Experiments and numerical predictions of cold-formed steel members with web perforations under combined compression and minor axis bending

• Published in: Engineering structures Vol. 256; p. 114022
• Main Authors: Ren, Chong, He, Yiming, Wu, Zhen, He, Wenfu, Dai, Liusi
• Format: Journal Article
• Language: English
• Published: Kidlington Elsevier Ltd 01.04.2022; Elsevier BV
• Subjects: Beam-columns; Bearing strength; Bending; Buckling; Carrying capacity; Channel section; Cold working; Cold-formed steel; Combined compression and bending; Compression; Direct Strength Method; Distortional and global buckling interaction; Load carrying capacity; Mathematical models; Numerical models; Numerical prediction; Perforation; Steel structures; Web openings; Cold-formed steel; Channel section; Combined compression and bending; Distortional and global buckling interaction; Direct Strength Method; Perforation
• ISSN: 0141-0296; 1873-7323
• DOI: 10.1016/j.engstruct.2022.114022

•Buckling behaviour of cold-formed steel perforated members under combined compression and minor axis bending is studied.•The beam-column tests and numerical modelling are performed for the study.•The specimens generally failed in the mode of distortional-global buckling interaction.•The applicability of existing design approaches is assessed and discussed.•A modified DSM distortional strength curve is proposed to accurately estimate the structural strengths.
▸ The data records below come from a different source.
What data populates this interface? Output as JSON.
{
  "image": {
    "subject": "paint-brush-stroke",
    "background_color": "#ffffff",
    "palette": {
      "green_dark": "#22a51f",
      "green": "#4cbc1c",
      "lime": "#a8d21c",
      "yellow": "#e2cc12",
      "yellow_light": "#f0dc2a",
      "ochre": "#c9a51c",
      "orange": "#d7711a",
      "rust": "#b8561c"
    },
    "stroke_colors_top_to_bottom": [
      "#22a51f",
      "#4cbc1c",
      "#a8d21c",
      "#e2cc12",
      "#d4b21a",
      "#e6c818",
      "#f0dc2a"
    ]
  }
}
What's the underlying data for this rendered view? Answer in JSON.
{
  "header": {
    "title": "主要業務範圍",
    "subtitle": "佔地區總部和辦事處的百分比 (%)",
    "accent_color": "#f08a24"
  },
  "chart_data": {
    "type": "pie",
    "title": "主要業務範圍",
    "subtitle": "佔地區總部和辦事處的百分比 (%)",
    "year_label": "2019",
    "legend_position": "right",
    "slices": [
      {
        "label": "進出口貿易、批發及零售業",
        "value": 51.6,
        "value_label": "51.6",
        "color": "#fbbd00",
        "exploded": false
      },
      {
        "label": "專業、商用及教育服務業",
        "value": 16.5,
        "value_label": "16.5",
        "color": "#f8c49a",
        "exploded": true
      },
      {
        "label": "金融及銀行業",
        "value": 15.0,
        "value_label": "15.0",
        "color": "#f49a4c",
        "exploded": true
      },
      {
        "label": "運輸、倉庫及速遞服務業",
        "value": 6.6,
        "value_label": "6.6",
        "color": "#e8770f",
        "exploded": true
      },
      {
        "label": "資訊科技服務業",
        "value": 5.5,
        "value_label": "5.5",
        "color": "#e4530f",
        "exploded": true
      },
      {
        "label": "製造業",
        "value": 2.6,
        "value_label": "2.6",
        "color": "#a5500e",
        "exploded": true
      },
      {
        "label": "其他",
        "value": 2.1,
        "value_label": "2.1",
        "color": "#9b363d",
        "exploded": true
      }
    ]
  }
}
In this paper the buckling behaviour of cold-formed steel (CFS) members with web perforations under combined compression and minor axis bending is experimentally and numerically studied. A total of sixteen specimens with web openings were examined, and extra three specimens without perforation were also tested for comparisons. The load–displacement performances of all specimens are discussed. The specimens generally failed in the mode of distortional-global buckling interaction. Moreover, the effect of perforations on buckling behaviour of CFS members is studied. Comparisons of buckling behaviour between members with different perforation shapes, different perforation sizes, different perforation areas and various lengths are provided. The numerical models are developed and verified by the experimental data, and the comprehensive numerical analyses are conducted to further investigate the buckling behaviour of perforated members. The strengths obtained from the tests and the numerical analyses reveal that the current Direct Strength Method (DSM) curve overestimates the load-carrying capacity of perforated beam-columns experiencing distortional buckling and a modified DSM is then proposed.